Revisiting the politics of his own early films, such as China Is Near (1967) and In the Name of the Father (NYFF1971), Marco Bellocchio in GOOD MORNING, NIGHT restages one of the most notorious episodes in Italian political history: the 1978 kidnapping of President Aldo Moro (Roberto Herlitzka) by a cell of the Red Brigade terrorist group. Bellocchio focuses on the only female member of the terrorist band, Anna (Maya Sansa), as she tries to balance her revolutionary dreams with the lulling routines of everyday life. Posing as a young housewife (Moro is kept in a tiny cell built behind one of her bookcases), she finds herself increasingly alienated from her militant comrades, and begins thinking of a way to turn their prisoner free. 100 min. Italy, 2003.

Elephant

Working with a cast of students who collaborated on the script and making extraordinary use of an abandoned school in Portland, Oregon, Gus Van Sant in ELEPHANT creates a tender and moving picture of the life of a high school in the hours before catastrophe erupts.
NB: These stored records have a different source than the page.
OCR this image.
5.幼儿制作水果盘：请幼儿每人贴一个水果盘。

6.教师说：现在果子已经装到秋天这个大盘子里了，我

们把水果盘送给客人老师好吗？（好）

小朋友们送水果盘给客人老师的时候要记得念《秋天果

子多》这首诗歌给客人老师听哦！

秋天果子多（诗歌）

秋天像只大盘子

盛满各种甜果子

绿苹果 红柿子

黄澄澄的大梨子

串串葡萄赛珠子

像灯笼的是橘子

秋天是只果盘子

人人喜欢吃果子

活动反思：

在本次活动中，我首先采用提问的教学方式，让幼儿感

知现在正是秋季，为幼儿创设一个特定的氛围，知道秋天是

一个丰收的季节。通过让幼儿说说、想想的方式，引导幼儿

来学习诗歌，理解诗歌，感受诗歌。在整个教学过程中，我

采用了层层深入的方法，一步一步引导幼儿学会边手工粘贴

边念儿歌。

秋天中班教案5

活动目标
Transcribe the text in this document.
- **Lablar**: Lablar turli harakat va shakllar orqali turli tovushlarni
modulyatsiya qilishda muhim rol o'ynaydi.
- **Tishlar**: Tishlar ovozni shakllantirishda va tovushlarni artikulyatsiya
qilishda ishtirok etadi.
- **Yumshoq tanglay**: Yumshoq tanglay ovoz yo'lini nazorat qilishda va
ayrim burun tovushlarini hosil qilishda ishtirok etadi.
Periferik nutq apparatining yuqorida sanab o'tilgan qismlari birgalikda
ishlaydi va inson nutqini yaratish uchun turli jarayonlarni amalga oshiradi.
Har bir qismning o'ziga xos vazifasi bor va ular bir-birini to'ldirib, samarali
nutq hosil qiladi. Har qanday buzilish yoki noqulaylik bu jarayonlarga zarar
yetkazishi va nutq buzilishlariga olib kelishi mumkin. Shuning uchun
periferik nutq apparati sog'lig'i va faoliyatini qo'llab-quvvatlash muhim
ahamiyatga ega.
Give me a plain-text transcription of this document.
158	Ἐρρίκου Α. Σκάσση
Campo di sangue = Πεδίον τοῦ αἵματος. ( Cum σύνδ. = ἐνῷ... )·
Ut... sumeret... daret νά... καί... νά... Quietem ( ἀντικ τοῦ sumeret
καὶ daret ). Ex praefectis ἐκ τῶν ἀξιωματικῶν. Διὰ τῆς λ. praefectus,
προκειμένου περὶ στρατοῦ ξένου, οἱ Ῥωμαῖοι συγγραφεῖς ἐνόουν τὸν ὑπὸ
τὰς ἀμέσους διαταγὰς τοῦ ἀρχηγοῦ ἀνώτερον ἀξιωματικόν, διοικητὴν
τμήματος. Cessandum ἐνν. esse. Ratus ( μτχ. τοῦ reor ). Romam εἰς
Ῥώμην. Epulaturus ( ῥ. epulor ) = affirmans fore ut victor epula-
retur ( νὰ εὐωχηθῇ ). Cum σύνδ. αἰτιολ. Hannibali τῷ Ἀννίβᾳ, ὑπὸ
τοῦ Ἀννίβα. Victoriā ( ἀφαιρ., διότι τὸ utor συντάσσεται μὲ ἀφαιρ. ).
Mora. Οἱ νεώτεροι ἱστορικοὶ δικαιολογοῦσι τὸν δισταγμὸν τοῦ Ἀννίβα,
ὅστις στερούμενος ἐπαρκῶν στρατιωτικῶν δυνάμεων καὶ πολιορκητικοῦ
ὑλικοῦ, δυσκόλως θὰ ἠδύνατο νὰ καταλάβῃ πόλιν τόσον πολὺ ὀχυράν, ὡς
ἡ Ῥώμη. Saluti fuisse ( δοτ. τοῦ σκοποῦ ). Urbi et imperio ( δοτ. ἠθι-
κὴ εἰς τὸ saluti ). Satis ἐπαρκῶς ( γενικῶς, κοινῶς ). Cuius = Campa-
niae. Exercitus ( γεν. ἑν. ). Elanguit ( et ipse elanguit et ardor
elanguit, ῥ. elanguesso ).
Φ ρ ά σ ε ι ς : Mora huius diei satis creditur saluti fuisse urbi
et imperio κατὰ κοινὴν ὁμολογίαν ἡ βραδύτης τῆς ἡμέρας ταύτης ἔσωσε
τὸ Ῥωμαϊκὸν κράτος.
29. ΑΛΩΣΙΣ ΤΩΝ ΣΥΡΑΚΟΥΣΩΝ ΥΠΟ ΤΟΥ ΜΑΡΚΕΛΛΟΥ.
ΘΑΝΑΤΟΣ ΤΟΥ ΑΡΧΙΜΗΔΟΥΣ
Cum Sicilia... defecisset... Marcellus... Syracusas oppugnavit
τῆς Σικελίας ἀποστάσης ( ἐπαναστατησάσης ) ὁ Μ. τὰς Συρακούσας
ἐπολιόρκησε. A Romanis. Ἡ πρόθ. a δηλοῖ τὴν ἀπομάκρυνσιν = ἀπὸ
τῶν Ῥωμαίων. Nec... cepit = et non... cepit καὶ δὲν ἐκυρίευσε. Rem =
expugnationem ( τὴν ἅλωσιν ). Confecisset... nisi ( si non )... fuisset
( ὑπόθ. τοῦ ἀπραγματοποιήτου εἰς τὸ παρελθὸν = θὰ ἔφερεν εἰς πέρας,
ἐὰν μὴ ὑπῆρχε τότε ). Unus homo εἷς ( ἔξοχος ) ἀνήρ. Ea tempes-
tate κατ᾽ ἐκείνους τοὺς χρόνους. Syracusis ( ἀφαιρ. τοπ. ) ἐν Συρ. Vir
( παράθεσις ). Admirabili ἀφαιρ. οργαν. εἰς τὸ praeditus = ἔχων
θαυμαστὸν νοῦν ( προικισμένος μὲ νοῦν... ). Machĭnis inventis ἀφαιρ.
To call this a dramatization of the Columbine massacre is not to do it justice. Tracking his young characters through hallways and across athletic fields, capturing the freshness and fragility of their smallest encounters and actions, Van Sant elicits a sense of both the beauty of common experience and the festering emotions capable of sweeping it all away. Winner of the Palme d’Or at Cannes this year. 81 min. USA, 2003.

Free Radicals

As she’s leaving the Rio airport, Manu asks some fellow travelers to snap a last photograph of her in Brazil; hours later, she’s floating in the Gulf of Mexico, the only survivor after a freak tornado downs her plane. Five years later she’s working as a cashier in the supermarket of a small Austrian town. How does one construct a life after such an experience, aware that seemingly arbitrary forces can suddenly rise up and decide who lives and who doesn’t? In FREE RADICALS Barbara Albert, whose powerful debut Northern Skirts was shown in the 2000 New Directors/New Films festival, creates an intricate portrait of Manu and her world, her family, friends and acquaintances, detailing how “causes” in one life can lead to unintended “effects” in others. 120 min. Austria, 2003.